Hearst's show was set in an industrial space of cement pillars, floors and walls, and a steel spiral staircase. The FW25 approach was feminine and retro – lace capes, pinstripe suiting, leather maxi skirts and faux fur overcoats in monochromatic and jewel tones. NYC-based artist Rashid Johnson walked the runway as a surprise, and guests in the frow included insiders like Suzy Menkes and athletes like Lindsay Vonn. Hearst's own show notes declared: "The main theme of Goddess symbolism is the mystery of birth and death and the renewal of life, not only human but all life on earth and indeed in the whole cosmos....This collection feels sophisticated and raw. And nothing is more sophisticated and raw than nature itself."

 

Coperni

Off the back of their viral SS25 show last September, staged at Disneyland and closed by Kylie Jenner, Coperni's FW25 show was a gamer's paradise. Welcoming hundreds of guests to the adidas Arena in Paris (each greeted with a bucket of popcorn and hotdog stands), the show was opened by over 200 gamers in rolling chairs participating in an interactive “LAN Party”. The garments themselves paid homage to the 90s event, denim sets, flannel shirts, asymmetrical gowns and too-big parkas.
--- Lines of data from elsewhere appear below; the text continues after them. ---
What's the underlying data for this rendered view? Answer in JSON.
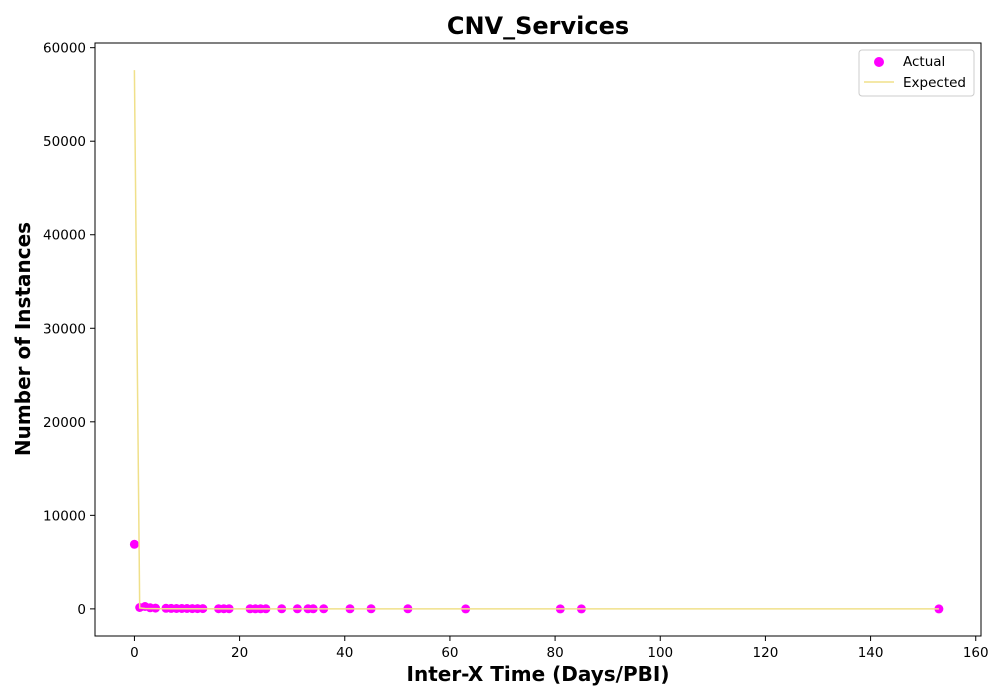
{
  "chart_data": {
    "type": "scatter",
    "title": "CNV_Services",
    "xlabel": "Inter-X Time (Days/PBI)",
    "ylabel": "Number of Instances",
    "xlim": [
      -7.5,
      161
    ],
    "ylim": [
      -2900,
      60500
    ],
    "xticks": [
      0,
      20,
      40,
      60,
      80,
      100,
      120,
      140,
      160
    ],
    "yticks": [
      0,
      10000,
      20000,
      30000,
      40000,
      50000,
      60000
    ],
    "grid": false,
    "legend_position": "top-right",
    "colors": {
      "actual": "#ff00ff",
      "expected": "#f0e08a"
    },
    "series": [
      {
        "name": "Actual",
        "kind": "scatter",
        "points": [
          [
            0,
            6900
          ],
          [
            1,
            150
          ],
          [
            2,
            250
          ],
          [
            3,
            120
          ],
          [
            4,
            80
          ],
          [
            6,
            60
          ],
          [
            7,
            50
          ],
          [
            8,
            45
          ],
          [
            9,
            40
          ],
          [
            10,
            35
          ],
          [
            11,
            30
          ],
          [
            12,
            28
          ],
          [
            13,
            25
          ],
          [
            16,
            20
          ],
          [
            17,
            18
          ],
          [
            18,
            15
          ],
          [
            22,
            12
          ],
          [
            23,
            10
          ],
          [
            24,
            10
          ],
          [
            25,
            8
          ],
          [
            28,
            7
          ],
          [
            31,
            6
          ],
          [
            33,
            5
          ],
          [
            34,
            5
          ],
          [
            36,
            4
          ],
          [
            41,
            4
          ],
          [
            45,
            3
          ],
          [
            52,
            3
          ],
          [
            63,
            2
          ],
          [
            81,
            2
          ],
          [
            85,
            1
          ],
          [
            153,
            1
          ]
        ]
      },
      {
        "name": "Expected",
        "kind": "line",
        "points": [
          [
            0,
            57600
          ],
          [
            1,
            100
          ],
          [
            2,
            40
          ],
          [
            5,
            10
          ],
          [
            20,
            2
          ],
          [
            153,
            0
          ]
        ]
      }
    ]
  }
}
Of course, Coperni’s teased Tamagotchi collaboration debuted on the runway, too.

 

Zimmermann

Zimmermann’s Fall 25 collection, 'Hypnotic' reimagined the haunting allure of Picnic at Hanging Rock, using lace, dramatic silhouettes, and earthy Australian hues to evoke a dream-like state of dressing. Anchored by Victorian details, fractured stone jewellery, the House's signature prints, and toughened outerwear, the collection balanced lightness and darkness, capturing an ethereal yet unsettling beauty that lingers in the imagination.